I truly believe that many people have a personal experience of God. I did. I am talking about a direct, unfiltered experience of the Divine. But not everyone has an direct experience of God. I have heard some ex-Christians explain that their main reason for leaving Christianity is because they did not have the direct personal experiences of God that they expected.  They said they felt empty compared to the wonderful experiences attested to by many of their fellow believers. They felt disappointed and then disillusioned. Similarly, many Atheists have never experienced God — they have been atheists forever: “natural atheists”.  To them, “experiencing God” is pure nonsense.

But experiencing God is not nonsense.  God is felt by many people of almost all faiths.  This fact is difficult for many Christians to explain.  Christians differ widely on how they explain people from other religions who claim to have direct experiences with God. Some Christians may dismiss the Divine experience of those outside their faith by saying things like:

  • “Satan deceives them.”
  • “Their experience is self-deception.”
  • “They are only partially experiencing God.”

Each fundamentalist religion is claiming this about each other.  Most believers feel only their group truly experiences God.  But such exclusivism seems to come only after doctrinal instruction.  Of course we can debate what this “God” is that they experience, but that is not the point of this post. Instead, I am emphasizing two ways of knowing God: through direct experience and through teachings (doctrinal).

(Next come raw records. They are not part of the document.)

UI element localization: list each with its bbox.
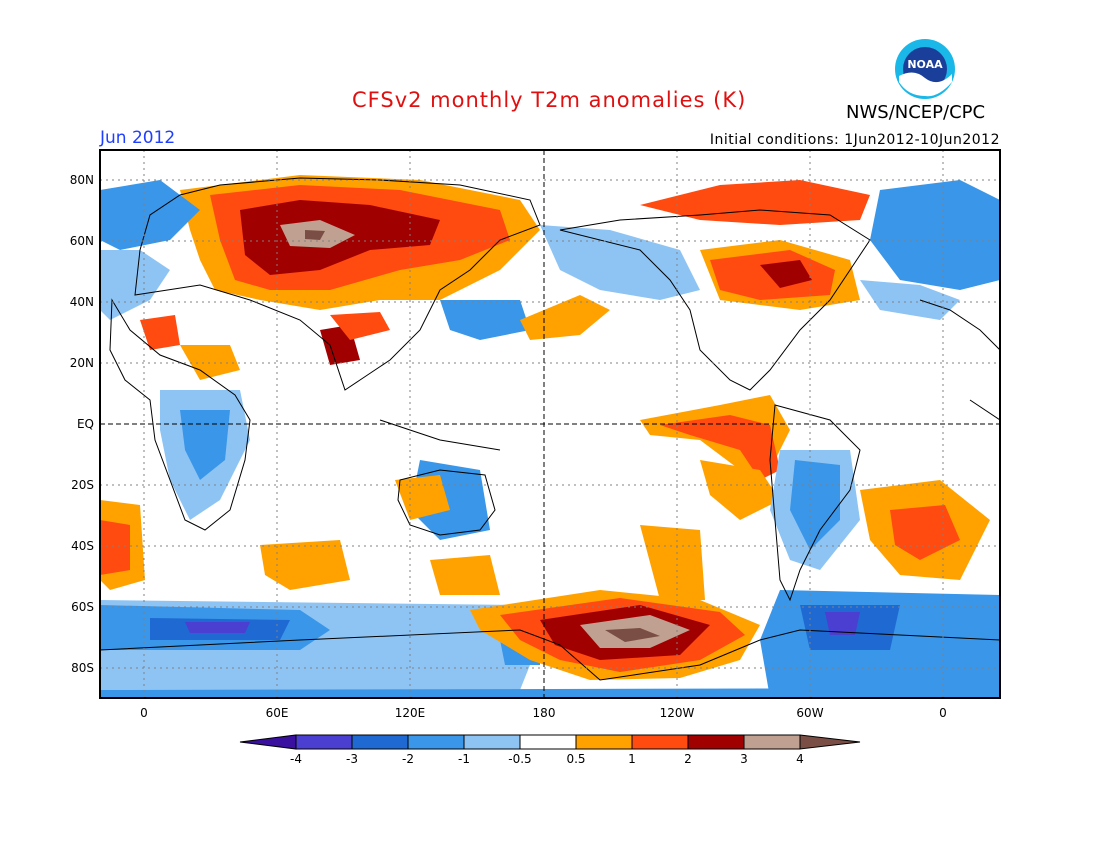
colorbar-labels: -4 -3 -2 -1 -0.5 0.5 1 2 3 4 [290, 752, 804, 766]
colorbar-label: -1 [458, 752, 470, 766]
colorbar-swatch [743, 734, 801, 750]
colorbar-swatch [463, 734, 521, 750]
colorbar-label: 0.5 [566, 752, 585, 766]
gridlines [100, 150, 1000, 698]
map-frame [99, 149, 1001, 699]
colorbar-label: 2 [684, 752, 692, 766]
initial-conditions-label: Initial conditions: 1Jun2012-10Jun2012 [709, 132, 1000, 148]
colorbar-swatch [799, 734, 861, 750]
colorbar-swatch [351, 734, 409, 750]
colorbar [239, 734, 861, 750]
lon-label: 60E [266, 706, 289, 720]
lon-label: 120E [395, 706, 426, 720]
agency-label: NWS/NCEP/CPC [846, 102, 986, 123]
colorbar-swatch [295, 734, 353, 750]
lat-label: 20S [71, 478, 94, 492]
lat-label: 20N [70, 356, 94, 370]
lon-label: 0 [140, 706, 148, 720]
noaa-logo-text: NOAA [907, 58, 943, 71]
noaa-logo: NOAA [895, 39, 955, 99]
colorbar-label: -4 [290, 752, 302, 766]
lon-label: 60W [796, 706, 823, 720]
lat-label: 80N [70, 173, 94, 187]
colorbar-swatch [687, 734, 745, 750]
colorbar-label: 1 [628, 752, 636, 766]
chart-title: CFSv2 monthly T2m anomalies (K) [352, 88, 747, 112]
colorbar-swatch [239, 734, 297, 750]
lat-label: 40N [70, 295, 94, 309]
lat-label: 80S [71, 661, 94, 675]
colorbar-label: -3 [346, 752, 358, 766]
colorbar-swatch [631, 734, 689, 750]
lat-label: 60N [70, 234, 94, 248]
month-label: Jun 2012 [100, 128, 176, 148]
lat-label: EQ [77, 417, 94, 431]
lon-label: 120W [660, 706, 695, 720]
lat-label: 60S [71, 600, 94, 614]
colorbar-label: 3 [740, 752, 748, 766]
equator-and-dateline [100, 150, 1000, 698]
lon-label: 180 [533, 706, 556, 720]
lon-label: 0 [939, 706, 947, 720]
colorbar-label: -2 [402, 752, 414, 766]
latitude-labels: 80N 60N 40N 20N EQ 20S 40S 60S 80S [70, 173, 94, 675]
colorbar-label: -0.5 [508, 752, 531, 766]
longitude-labels: 0 60E 120E 180 120W 60W 0 [140, 706, 947, 720]
colorbar-swatch [575, 734, 633, 750]
cold-anomaly-north-pacific [540, 225, 700, 300]
lat-label: 40S [71, 539, 94, 553]
colorbar-swatch [519, 734, 577, 750]
colorbar-label: 4 [796, 752, 804, 766]
colorbar-swatch [407, 734, 465, 750]
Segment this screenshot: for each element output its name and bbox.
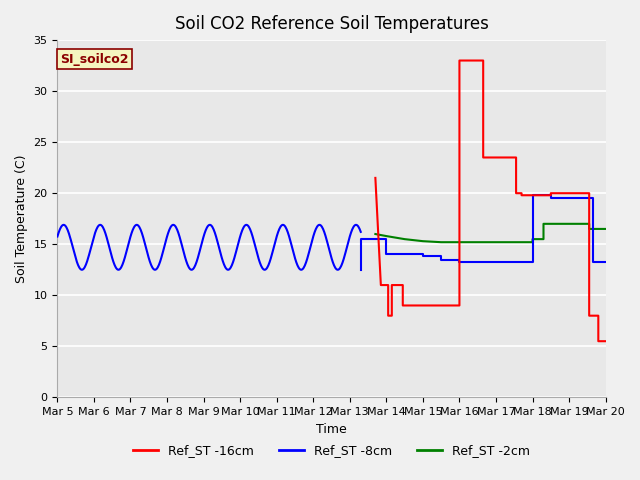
Text: SI_soilco2: SI_soilco2 — [60, 53, 129, 66]
Legend: Ref_ST -16cm, Ref_ST -8cm, Ref_ST -2cm: Ref_ST -16cm, Ref_ST -8cm, Ref_ST -2cm — [128, 440, 535, 463]
Title: Soil CO2 Reference Soil Temperatures: Soil CO2 Reference Soil Temperatures — [175, 15, 488, 33]
Y-axis label: Soil Temperature (C): Soil Temperature (C) — [15, 155, 28, 283]
X-axis label: Time: Time — [316, 422, 347, 436]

Believers experience of God comes in two flavors: inner and outer; experiential and doctrinal.  People know God in two ways — with two different epistemologies.  Each religion has outer doctrinal teachings to help believers interpret and explain their subjective, inner experiences.  Their faith then teaches them how to package their inner experiences. Believers are taught doctrine through sermons, readings, group meetings and more. Some doctrinal dogmas tells believers to censor, suppress or ignore their experiences.  A good believer must force fit their inner God into the orthodox interpretations approved by their adopted faith.

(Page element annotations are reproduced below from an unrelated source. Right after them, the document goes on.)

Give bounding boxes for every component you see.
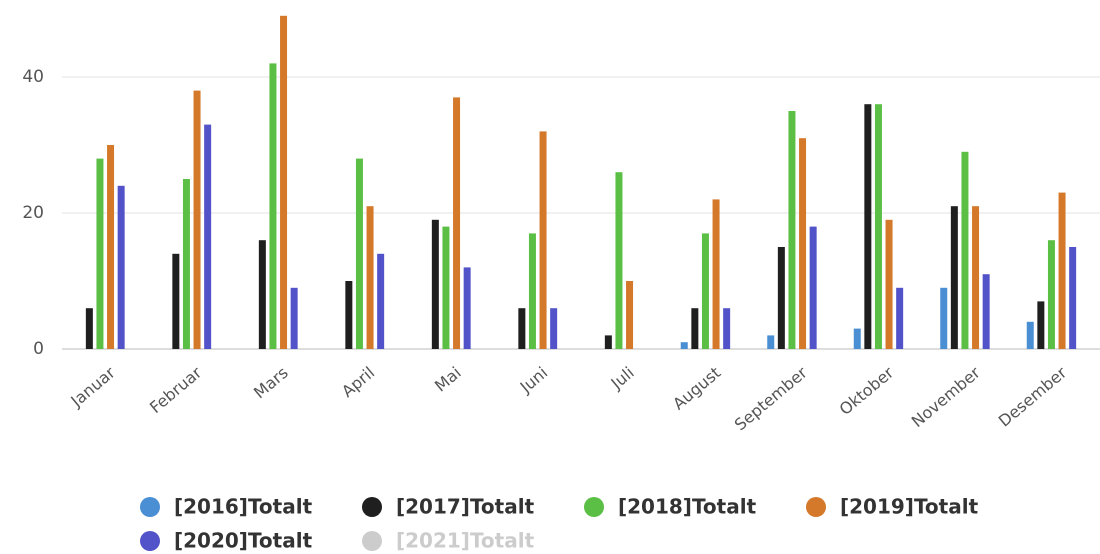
bar <box>788 111 796 349</box>
legend-marker <box>362 497 382 517</box>
bar <box>518 308 526 349</box>
bar <box>874 104 882 349</box>
bar <box>85 308 93 349</box>
bar <box>853 328 861 349</box>
bar <box>615 172 623 349</box>
bar <box>604 335 612 349</box>
bar <box>1047 240 1055 349</box>
bar <box>280 15 288 350</box>
bar <box>961 151 969 349</box>
bar <box>1026 321 1034 349</box>
bar <box>777 247 785 349</box>
bar <box>950 206 958 349</box>
x-tick-label: Desember <box>995 363 1071 431</box>
bar <box>204 124 212 349</box>
bar <box>896 287 904 349</box>
bar <box>193 90 201 349</box>
x-tick-label: Juni <box>516 363 552 397</box>
bar <box>172 253 180 349</box>
legend-label: [2021]Totalt <box>396 529 535 553</box>
bar <box>117 185 125 349</box>
bar <box>345 281 353 349</box>
bar <box>767 335 775 349</box>
bar <box>864 104 872 349</box>
bar <box>107 145 115 349</box>
bar <box>550 308 558 349</box>
legend-label: [2017]Totalt <box>396 495 535 519</box>
x-tick-label: Oktober <box>836 363 898 419</box>
bar <box>290 287 298 349</box>
bar <box>940 287 948 349</box>
x-tick-label: Februar <box>146 363 206 417</box>
bar <box>626 281 634 349</box>
legend-marker <box>584 497 604 517</box>
bar <box>453 97 461 350</box>
legend-marker <box>140 531 160 551</box>
bar <box>463 267 471 349</box>
bar <box>680 342 688 349</box>
bar <box>809 226 817 349</box>
x-tick-label: Mai <box>431 363 465 396</box>
legend-marker <box>806 497 826 517</box>
x-tick-label: Januar <box>67 363 120 411</box>
y-tick-label: 20 <box>22 203 44 223</box>
legend-label: [2016]Totalt <box>174 495 313 519</box>
bar <box>1058 192 1066 349</box>
y-tick-label: 0 <box>33 339 44 359</box>
x-tick-label: April <box>338 363 378 401</box>
bar <box>442 226 450 349</box>
x-tick-label: Juli <box>607 363 638 393</box>
legend-marker <box>362 531 382 551</box>
bar <box>982 274 990 349</box>
bar <box>712 199 720 349</box>
bar <box>258 240 266 349</box>
legend-label: [2019]Totalt <box>840 495 979 519</box>
bar <box>431 219 439 349</box>
bar <box>539 131 547 349</box>
bar <box>691 308 699 349</box>
bar <box>1037 301 1045 349</box>
bar <box>723 308 731 349</box>
bar <box>182 179 190 349</box>
x-tick-label: August <box>669 363 724 414</box>
bar <box>799 138 807 349</box>
bar <box>355 158 363 349</box>
x-tick-label: November <box>908 363 984 431</box>
bar <box>96 158 104 349</box>
x-tick-label: Mars <box>250 363 292 402</box>
bar <box>269 63 277 350</box>
bar <box>885 219 893 349</box>
legend-marker <box>140 497 160 517</box>
y-tick-label: 40 <box>22 67 44 87</box>
x-tick-label: September <box>731 363 811 435</box>
bar <box>366 206 374 349</box>
bar <box>1069 247 1077 349</box>
bar <box>701 233 709 349</box>
bar <box>377 253 385 349</box>
legend-label: [2018]Totalt <box>618 495 757 519</box>
bar <box>528 233 536 349</box>
bar <box>972 206 980 349</box>
legend-label: [2020]Totalt <box>174 529 313 553</box>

Thus believers have two gods: a personal god and a doctrinal god. As believers “grow in their faith”, these two become one and the same god. It is difficult for a long-time believer to remember when they were different.  A mature believer barely remembers that there was any tension.  A deeply-committed believer truly feels that their experiences match their doctrines.  Thus believers of different faiths slowly grow apart and are unable share their inner common feelings because they have been distorted by doctrine.